President Barack Obama took office in January 2009 after a presidential election that was as historic for its voter turnout as it was for his ascension to office as the first black leader of the United States.
Immediately, rumors began to appear about purported changes he was making to the White House and to the nation. These stories were not based in fact, but instead was part of a larger effort to push baseless speculation questioning Barack Obama’s American citizenship and faith to heavily imply (or say outright) that he was either too unqualified or too traitorous to be president.
This particular rumor appears to have been drawn from a report that appeared in the New York Times‘ fashion section which made reference to the Obamas planning a “non-secular Christmas.” The original report was about Desirée Rogers, a corporate executive from Chicago, joining the Obama White House as its social secretary.
In that role, Rogers would orchestrate White House special events and celebrations. Rogers mentioned the Obamas were discussing a “non-secular” Christmas display at the White House during an introductory luncheon:
The lunch conversation inevitably turned to whether the White House would display its crèche, customarily placed in a prominent spot in the East Room. Ms. Rogers, this participant said, replied that the Obamas did not intend to put the manger scene on display — a remark that drew an audible gasp from the tight-knit social secretary sisterhood. (A White House official confirmed that there had been internal discussions about making Christmas more inclusive and whether to display the crèche.)
In the end, the Obama White House displayed the nativity scene. But this was red meat for those looking for ways, no matter how byzantine, to push fake news; rumors that Obama banned the nativity scene, like all the others, persisted throughout his presidency.

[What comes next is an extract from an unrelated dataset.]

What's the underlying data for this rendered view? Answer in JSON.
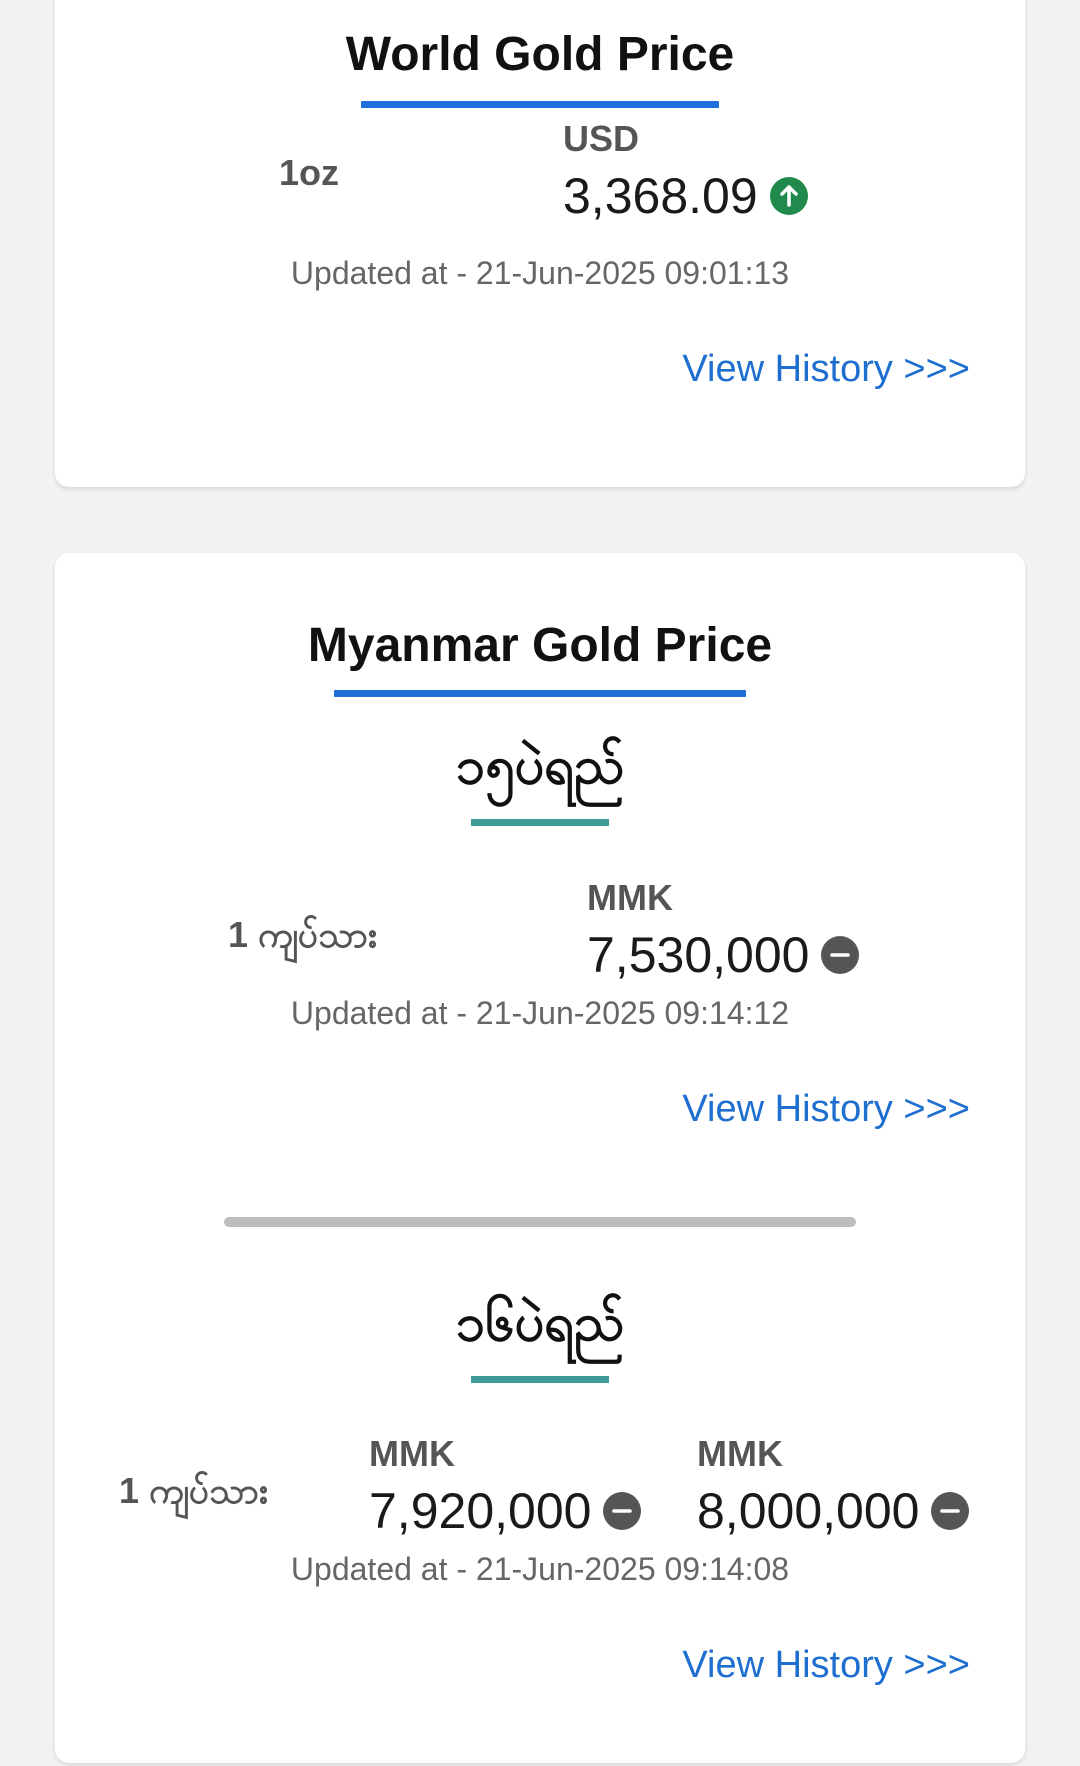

In 2015, a disinformation account on social media called “Fox News The FB Page” (which is not affiliated with Fox in any way) reported the story as “breaking news,” deliberately reigniting the controversy:
‘Obama Bans Nativity Scene’ Rumor Persists Post-Presidency
Many stories about the Obamas’ so-called “war on Christmas” have circulated over the years, usually accompanied by heavy innuendo that it was because Barack Obama (and, by extension, Michelle Obama) was a “secret Muslim.” This manifested in bogus claims such as the rumor that the FCC fined ABC for airing a Charlie Brown Christmas special; stories that Obama had refused to deliver Christmas cards to soldiers followed. There were many more, all untrue.
The rumor that Obama banned nativity scenes (or other Christmas traditions or symbols) still persists. President Donald Trump repeatedly has said that he is “ending the war on Christmas” — which has reinforced both the idea that there is some sort of “war” on one of the biggest marketing seasons of the year and that Barack Obama was leading it.
We’re getting near that beautiful Christmas season that people don’t talk about anymore. They don’t use the word Christmas because it’s not politically correct. You go to department stores and they’ll say ‘Happy New Year,’ or they’ll say other things and it’ll be red, they’ll have it painted. But they don’t say — well guess what? We’re saying Merry Christmas again.
The rumor received new life in 2018 with posts like these on social media, despite being entirely untrue from start to finish and thoroughly debunked:
In the end, Obama did not ban nativity scenes at the White House, in the United States, or anywhere else. Despite that, these rumors are likely to persist as long as disinformation purveyors continue to find them highly lucrative.